On Stand Firm in Faith, I came across this interesting passage in an article by the Rev. David Roseberry of Christ Church, Plano, which left the Episcopal Church a few months ago for much the same reasons that the Virginia churches just departed. Bishop Martyn Minns had arranged for him to have breakfast in London with Archbishop Peter Akinola of Nigeria to learn more about Akinola’s efforts to form a convocation of what he considers orthodox believers in the United States.

The phrase “39th province” refers to the notional jurisdiction that the Primates will create to provide an Anglican Communion home for American conservatives.

Roseberry writes:

“The CANA organization is without a clearly determined structure so far. There are early ideas now of ‘districts’, or clusters of congregations headed up by a regional bishop. CANA sees itself as one of the first building blocks of a new 39th Anglican Province that will lie within TEC boundaries.

I asked about the role of CANA in the formation of a 39th Province. He sees the need for a 39th Province but is unsure of the structure and form it should take. The primates will not (probably) be able to initiate such a structure soon, but if it gets a few hundred churches and a functioning college of bishops, the primates may bless it. But this is not something that will happen soon… not even before Lambeth. Whether or not Rowan or Lambeth will ever bless it remains to be seen, he feels.”

(I learned something about the Primate’s Meetings. It is not a legislative body. They probably can’t vote into existence the kind of entity that some have been promising. They may respond to a reality or a ‘fact on the ground’. But, in my opinion, it is doubtful that Akinola will see a 39th Province before he retires in 24 months.)”

Two points:

1. The leader of the conservative movement in the Communion thinks it is unlikely that a new American province will be created any time soon, and isn’t certain that the current Archbishop of Canterbury will ever bless such a development.

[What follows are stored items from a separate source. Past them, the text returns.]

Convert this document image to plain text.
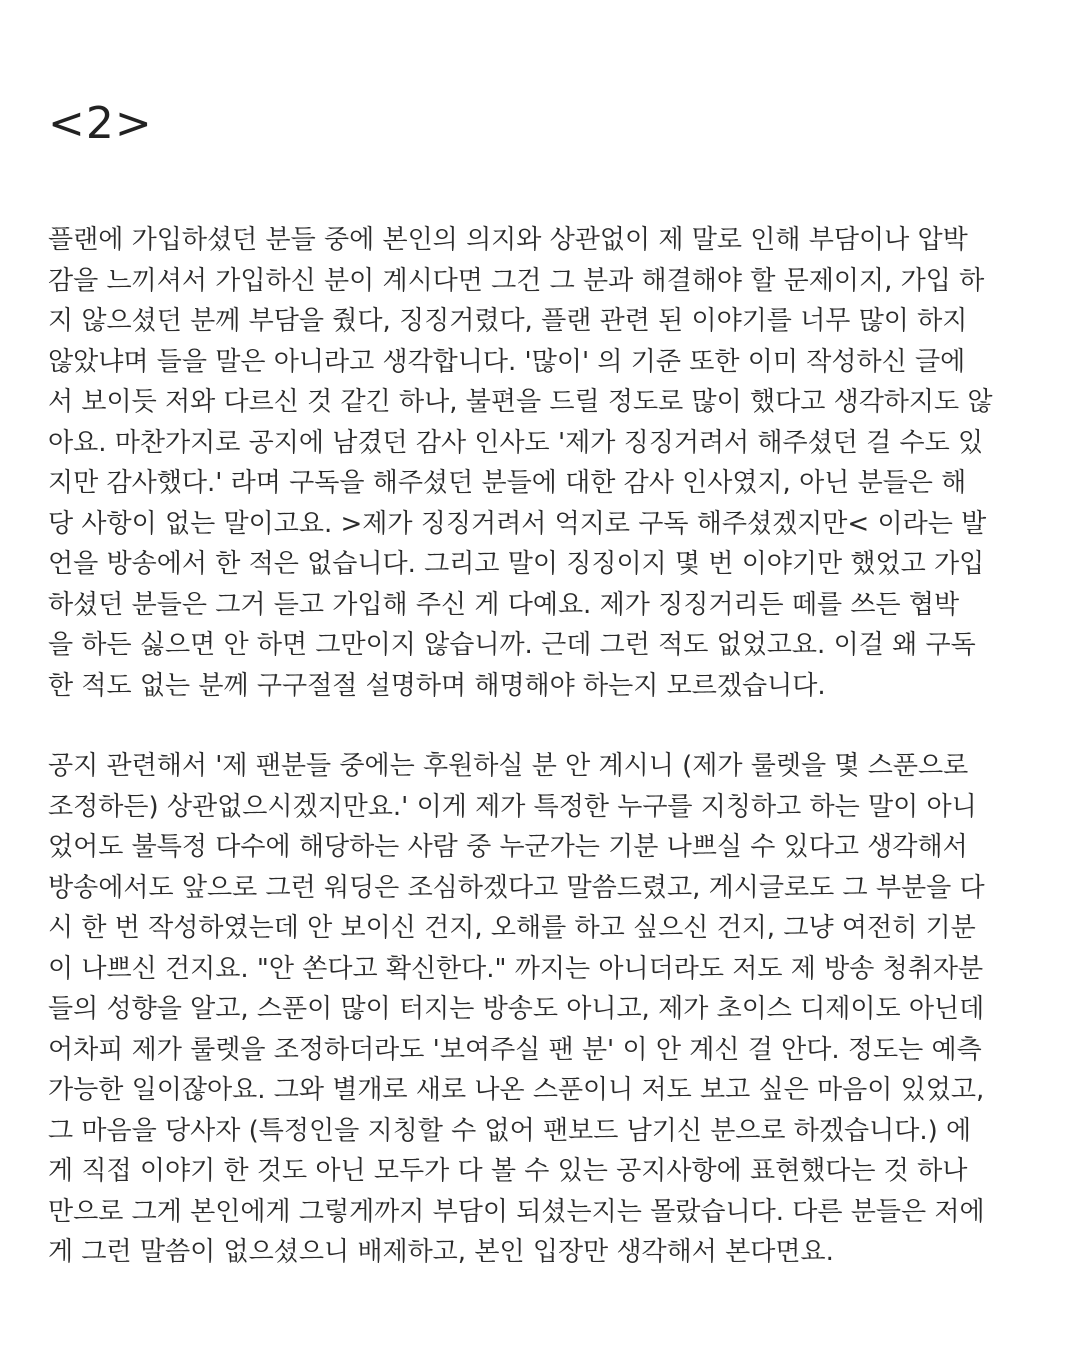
<2>
플랜에 가입하셨던 분들 중에 본인의 의지와 상관없이 제 말로 인해 부담이나 압박
감을 느끼셔서 가입하신 분이 계시다면 그건 그 분과 해결해야 할 문제이지, 가입 하
지 않으셨던 분께 부담을 줬다, 징징거렸다, 플랜 관련 된 이야기를 너무 많이 하지
않았냐며 들을 말은 아니라고 생각합니다. '많이' 의 기준 또한 이미 작성하신 글에
서 보이듯 저와 다르신 것 같긴 하나, 불편을 드릴 정도로 많이 했다고 생각하지도 않
아요. 마찬가지로 공지에 남겼던 감사 인사도 '제가 징징거려서 해주셨던 걸 수도 있
지만 감사했다.' 라며 구독을 해주셨던 분들에 대한 감사 인사였지, 아닌 분들은 해
당 사항이 없는 말이고요. >제가 징징거려서 억지로 구독 해주셨겠지만< 이라는 발
언을 방송에서 한 적은 없습니다. 그리고 말이 징징이지 몇 번 이야기만 했었고 가입
하셨던 분들은 그거 듣고 가입해 주신 게 다예요. 제가 징징거리든 떼를 쓰든 협박
을 하든 싫으면 안 하면 그만이지 않습니까. 근데 그런 적도 없었고요. 이걸 왜 구독
한 적도 없는 분께 구구절절 설명하며 해명해야 하는지 모르겠습니다.
공지 관련해서 '제 팬분들 중에는 후원하실 분 안 계시니 (제가 룰렛을 몇 스푼으로
조정하든) 상관없으시겠지만요.' 이게 제가 특정한 누구를 지칭하고 하는 말이 아니
었어도 불특정 다수에 해당하는 사람 중 누군가는 기분 나쁘실 수 있다고 생각해서
방송에서도 앞으로 그런 워딩은 조심하겠다고 말씀드렸고, 게시글로도 그 부분을 다
시 한 번 작성하였는데 안 보이신 건지, 오해를 하고 싶으신 건지, 그냥 여전히 기분
이 나쁘신 건지요. "안 쏜다고 확신한다." 까지는 아니더라도 저도 제 방송 청취자분
들의 성향을 알고, 스푼이 많이 터지는 방송도 아니고, 제가 초이스 디제이도 아닌데
어차피 제가 룰렛을 조정하더라도 '보여주실 팬 분' 이 안 계신 걸 안다. 정도는 예측
가능한 일이잖아요. 그와 별개로 새로 나온 스푼이니 저도 보고 싶은 마음이 있었고,
그 마음을 당사자 (특정인을 지칭할 수 없어 팬보드 남기신 분으로 하겠습니다.) 에
게 직접 이야기 한 것도 아닌 모두가 다 볼 수 있는 공지사항에 표현했다는 것 하나
만으로 그게 본인에게 그렇게까지 부담이 되셨는지는 몰랐습니다. 다른 분들은 저에
게 그런 말씀이 없으셨으니 배제하고, 본인 입장만 생각해서 본다면요.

2. Roseberry, one of the key figures in the conservative movement within the United States, appears to be a bit behind the curve in his understanding of how the Communion governs itself. How could the rector of what we were regularly told was the largest Episcopal Church in the country not know that the Primates Meeting is not a legislative gathering? I think I will read future missives from his party about the true meaning of Anglicanism with a somewhat more critical eye.